En Russie, les analystes ont revu leurs estimations de la récolte de blé à la baisse en dessous de 80 millions de tonnes.

En France, d’après Céré’Obs, le service de FranceAgrimer de suivi de l’état des cultures, 58 % des blés tendres étaient dans un état bon à très bon au 20 avril, en baisse de trois points par rapport à la semaine dernière, mais surtout en nette baisse par rapport à la campagne passée (79 %).

La situation est sèche aussi en Allemagne et dans le sud-est de l’Union européenne. Par ailleurs, plusieurs pays importateurs cherchent à acheter sur le début de la prochaine campagne : l’Arabie Saoudite a par exemple lancé un appel d’offres qui se termine aujourd’hui pour 655 000 tonnes de blé et les Émirats arabes unis sont aussi en train de remplir leurs réserves.

Le temps sec soutient le prix des orges nouvelle récolte

Les orges fourragères rendu Rouen en ancienne récolte ont perdu 2 €/t cette semaine, à 152 €/t, tandis qu’en nouvelle récolte les orges fourragères se sont nettement renchéries de 7 €/t, à 163 €/t (base : juillet).

La baisse des prix ancienne récolte s’explique par l’ampleur des stocks de fin de campagne qui se dessine depuis plusieurs mois et qui s’est accentuée à la suite de la crise du Covid-19.

Pour la campagne de 2020-21, la récolte française est prévue en baisse significative par rapport à celle de 2019. L’offre devrait tout de même être importante à la suite de la forte remontée des stocks de départ. Cela n’a pas empêché les prix de la nouvelle récolte de varier en fonction des conditions de culture.

D’après Céré’Obs, 57 % des orges d’hiver étaient dans un état bon à très bon au 20 avril 2020, en baisse de trois points par rapport à la semaine dernière, mais surtout en nette baisse par rapport à la campagne passée (75 %).

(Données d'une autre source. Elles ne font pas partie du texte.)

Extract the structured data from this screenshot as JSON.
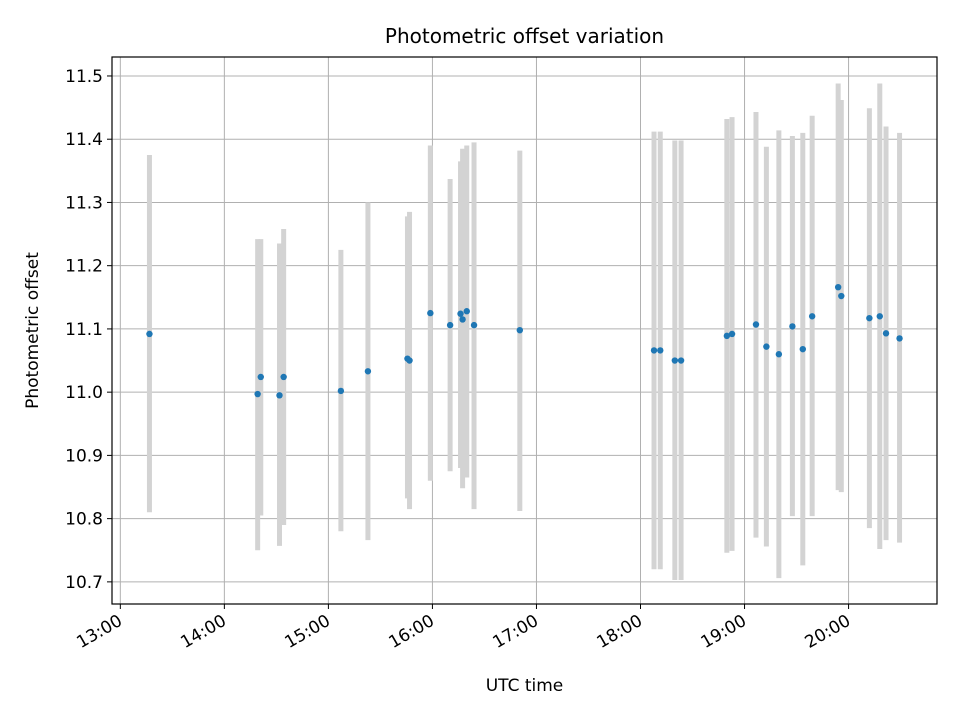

Pour les orges de printemps, la situation n’est guère plus glorieuse avec 69 % des cultures dans un état bon à excellent, en baisse de neuf points par rapport à la semaine précédente (et 86 % à la même date l’an passé). Le temps sec persistant depuis un peu plus d’un mois en France met à mal les potentiels de rendement et soutient les prix.

Cependant, les bilans français et européen s’annoncent toujours lourds sur la prochaine campagne et il faudrait une très forte réduction de la prévision de production pour alléger significativement les bilans d’orge.

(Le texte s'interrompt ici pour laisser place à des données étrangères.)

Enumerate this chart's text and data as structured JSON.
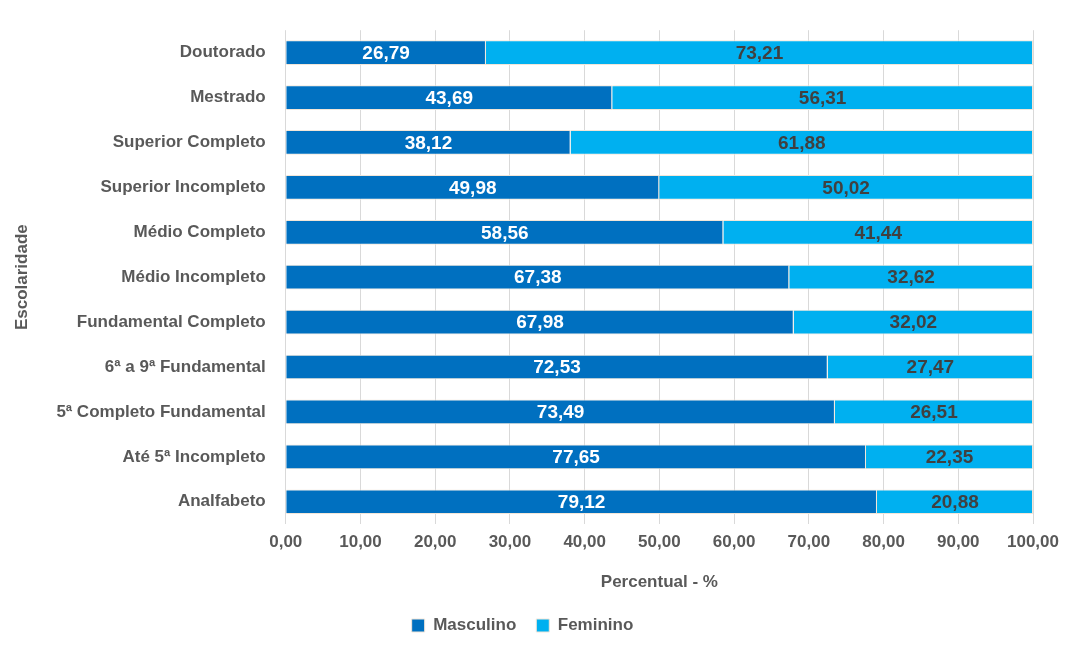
{
  "chart_data": {
    "type": "bar",
    "orientation": "horizontal",
    "stacked": true,
    "xlabel": "Percentual - %",
    "ylabel": "Escolaridade",
    "categories": [
      "Doutorado",
      "Mestrado",
      "Superior Completo",
      "Superior Incompleto",
      "Médio Completo",
      "Médio Incompleto",
      "Fundamental Completo",
      "6ª a 9ª Fundamental",
      "5ª Completo Fundamental",
      "Até 5ª Incompleto",
      "Analfabeto"
    ],
    "series": [
      {
        "name": "Masculino",
        "color": "#0070c0",
        "values": [
          26.79,
          43.69,
          38.12,
          49.98,
          58.56,
          67.38,
          67.98,
          72.53,
          73.49,
          77.65,
          79.12
        ],
        "value_labels": [
          "26,79",
          "43,69",
          "38,12",
          "49,98",
          "58,56",
          "67,38",
          "67,98",
          "72,53",
          "73,49",
          "77,65",
          "79,12"
        ]
      },
      {
        "name": "Feminino",
        "color": "#00b0f0",
        "values": [
          73.21,
          56.31,
          61.88,
          50.02,
          41.44,
          32.62,
          32.02,
          27.47,
          26.51,
          22.35,
          20.88
        ],
        "value_labels": [
          "73,21",
          "56,31",
          "61,88",
          "50,02",
          "41,44",
          "32,62",
          "32,02",
          "27,47",
          "26,51",
          "22,35",
          "20,88"
        ]
      }
    ],
    "xlim": [
      0,
      100
    ],
    "xticks": [
      {
        "value": 0,
        "label": "0,00"
      },
      {
        "value": 10,
        "label": "10,00"
      },
      {
        "value": 20,
        "label": "20,00"
      },
      {
        "value": 30,
        "label": "30,00"
      },
      {
        "value": 40,
        "label": "40,00"
      },
      {
        "value": 50,
        "label": "50,00"
      },
      {
        "value": 60,
        "label": "60,00"
      },
      {
        "value": 70,
        "label": "70,00"
      },
      {
        "value": 80,
        "label": "80,00"
      },
      {
        "value": 90,
        "label": "90,00"
      },
      {
        "value": 100,
        "label": "100,00"
      }
    ],
    "grid": "x",
    "legend": "bottom"
  }
}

Sur le créneau brassicole, pour la récolte de 2020 les orges de printemps sont cotées à 170 €/t et celles d’hiver sont cotées à 165 €/t Fob Creil (base : juillet). Pour ces deux types d’orge, les prix ont gagné 3 €/t par rapport à la semaine dernière. Les potentiels de rendement des orges de brasserie sont également revus à la baisse au fil des semaines, et des inquiétudes pourraient émerger en ce qui concerne les teneurs en protéine, si les conditions sèches persistent au cours du mois de mai. Plus les rendements sont faibles, plus la protéine est concentrée, ce qui pourrait conduire à une double peine pour les orges de brasserie.

Les prix mondiaux du maïs en baisse

Contrairement à la semaine dernière, le prix du maïs diminue légèrement Fob Rhin (–1 €/t, à 162 €/t en base juillet) mais remonte de presque 3 €/t sur la façade atlantique, à 161,25 €/t.

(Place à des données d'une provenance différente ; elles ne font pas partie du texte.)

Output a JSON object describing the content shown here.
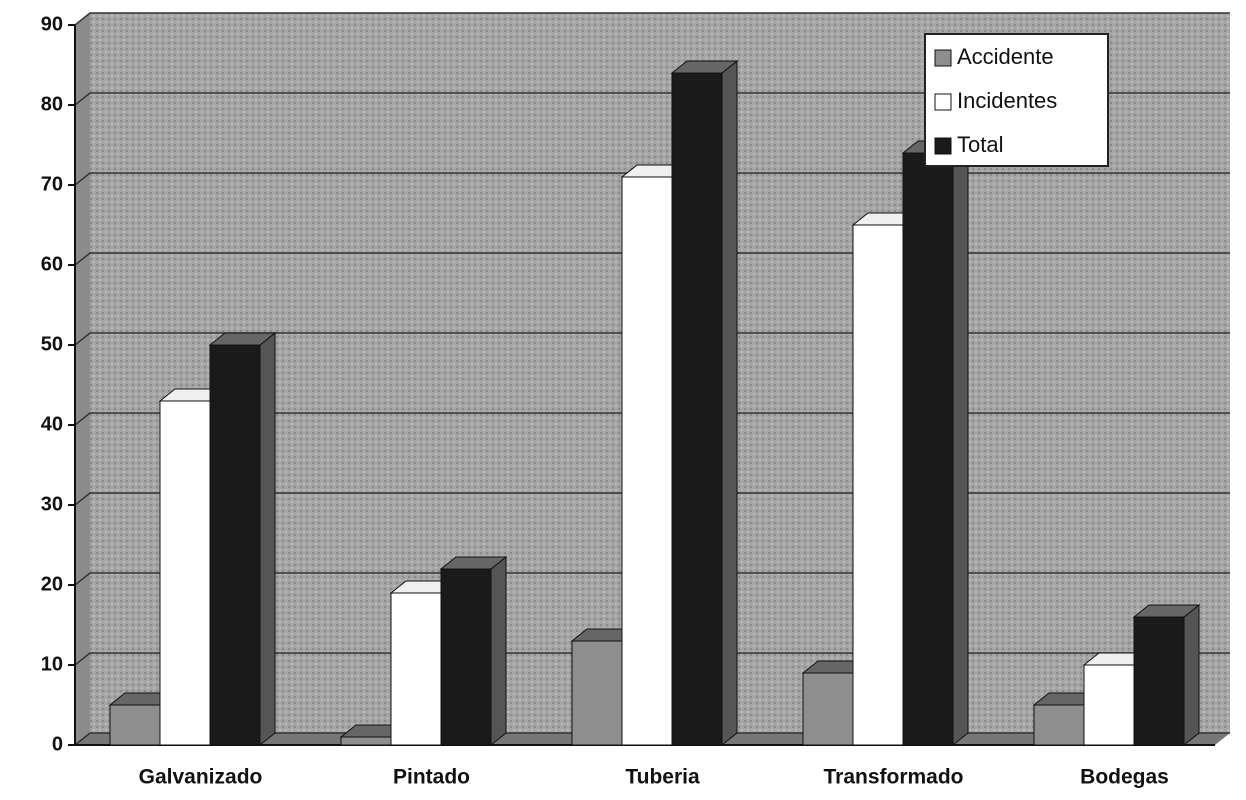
{
  "chart_data": {
    "type": "bar",
    "categories": [
      "Galvanizado",
      "Pintado",
      "Tuberia",
      "Transformado",
      "Bodegas"
    ],
    "series": [
      {
        "name": "Accidente",
        "color": "#8e8e8e",
        "values": [
          5,
          1,
          13,
          9,
          5
        ]
      },
      {
        "name": "Incidentes",
        "color": "#ffffff",
        "values": [
          43,
          19,
          71,
          65,
          10
        ]
      },
      {
        "name": "Total",
        "color": "#1a1a1a",
        "values": [
          50,
          22,
          84,
          74,
          16
        ]
      }
    ],
    "ylim": [
      0,
      90
    ],
    "yticks": [
      0,
      10,
      20,
      30,
      40,
      50,
      60,
      70,
      80,
      90
    ],
    "grid": true,
    "legend": "top-right"
  }
}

Sur le marché mondial, les cotations sont encore un peu plus basses que celles de la semaine dernière : le maïs vient d’abandonner 7 $/t en Argentine (150 $/t Fob) sous la pression de la récolte qui se poursuit dans le pays et les prix chutent aussi aux États-Unis (USA) (–2 $/t, à 150 $/t) et en mer Noire (–4 $/t, à 172 $/t).

Le marché mondial est dans l’attente de la concrétisation de nouveaux achats de la Chine. Le pays aurait l’intention de constituer des stocks dans la crainte de problèmes à venir liés à l’impact du coronavirus sur les chaînes d’approvisionnement. Le gouvernement chinois aurait annoncé vouloir acheter 30 millions de tonnes de marchandises pour remplir les réserves gouvernementales dont 20 millions de tonnes de maïs. Si cette volonté était confirmée, elle pourrait conduire la Chine à importer du maïs, US notamment.

Cette rumeur a maintenu le marché du maïs en haleine cette semaine mais comme rien n’a été concrétisé pour l’instant — les ventes hebdomadaires des USA sont bien en dessous des prévisions — les prix ont fini par lâcher du terrain. L’extrême morosité du secteur de l’éthanol et les prix très bas du pétrole continuent aussi de comprimer les prix des maïs mondiaux vers le bas.

Vers un retour des droits à l’importation en maïs ?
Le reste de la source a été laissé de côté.